Optimize What? — Jimmy Wu explores the dangers that not just Big Tech but also technical education poses when they ignore supposed softer questions and ideas.
From the article:
[I]n positioning itself as tech’s moral compass, academic computer science belies the fact that its own intellectual tools are the source of the technology industry’s dangerous power. A significant part of the problem is the kind of ideology it instills in students, researchers, and society at large.
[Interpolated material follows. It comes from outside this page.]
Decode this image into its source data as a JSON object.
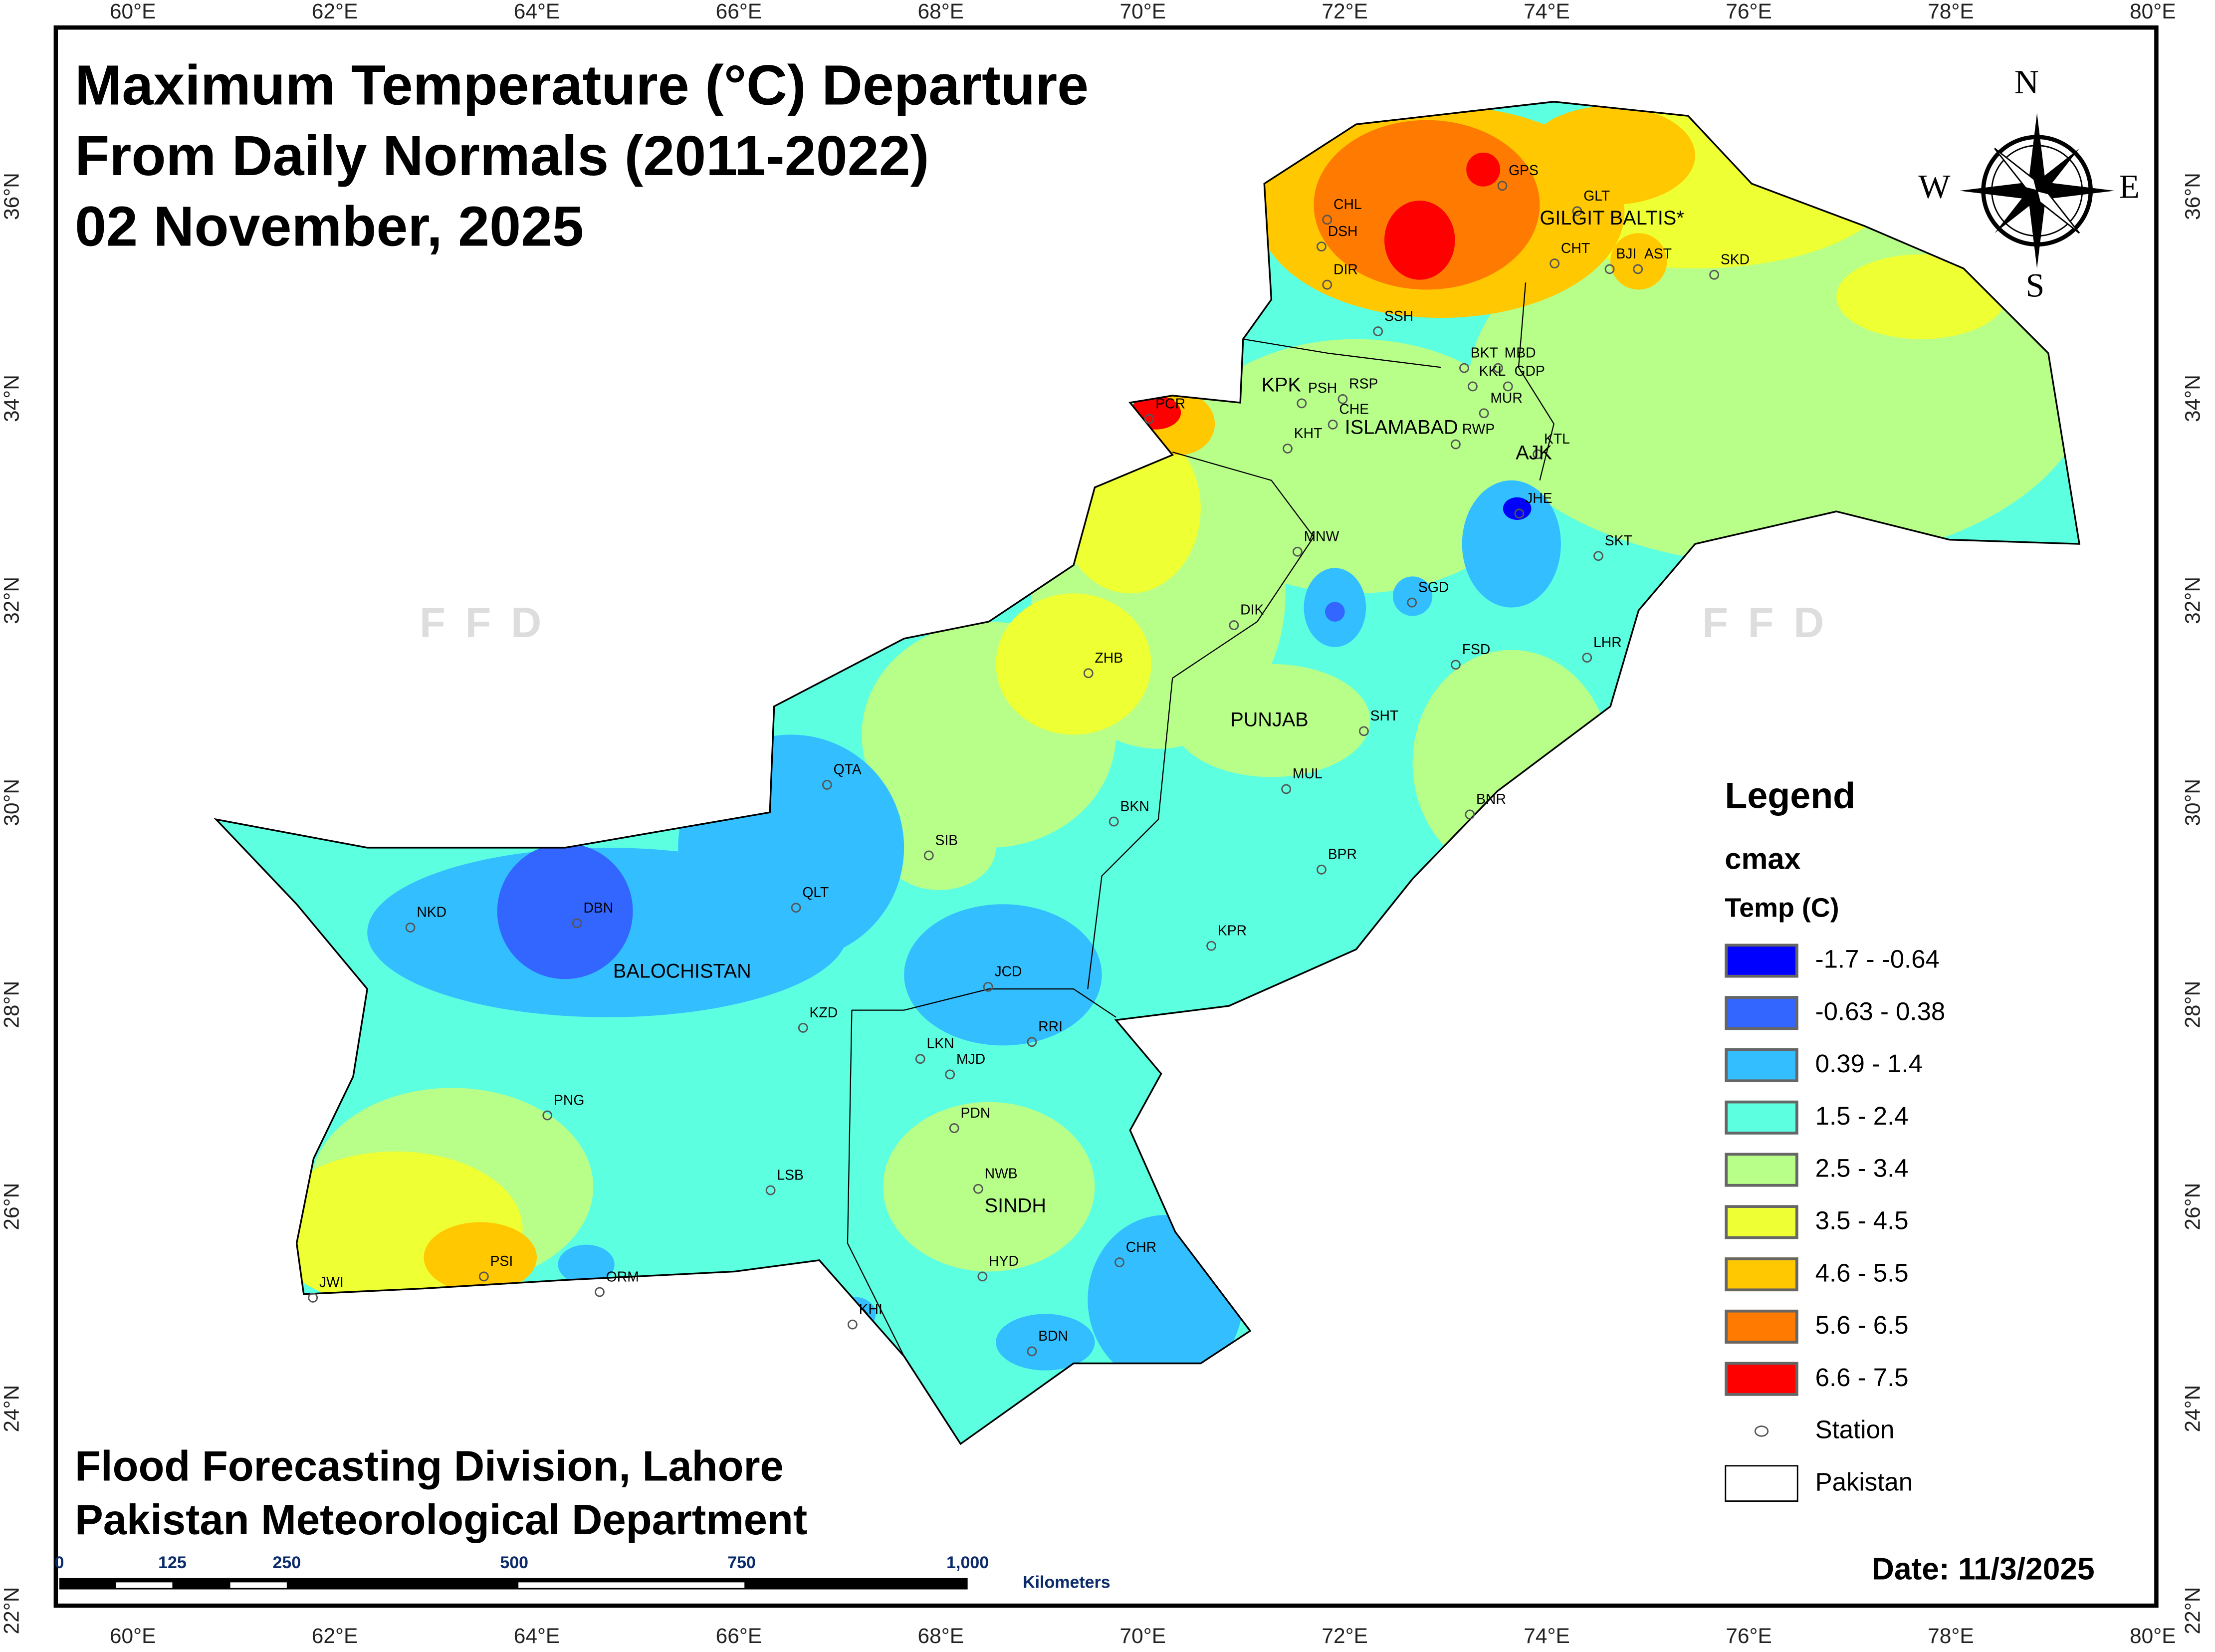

It’s not just that engineering education teaches students to think that all problems deserve technical solutions (which it certainly does); rather, the curriculum is built around an entire value system that knows only utility functions, symbolic manipulations, and objective maximization.
The Uncertain Origins of Aspirin — Sean Harrison dives into the history of the titular over-the-counter medicine, and highlights the difficulties in trying to separate fact from folklore about that history and in doing scientific research in general.
From the article:
So ultimately, while we have a smattering of evidence that some version of a poplar bark potion may have been used for sciatica and that poplar and willow leaves may have been used for gout, we arrive at our second problem with the claim that willow bark and similar plants are the ancient equivalent of aspirin — that of effectiveness.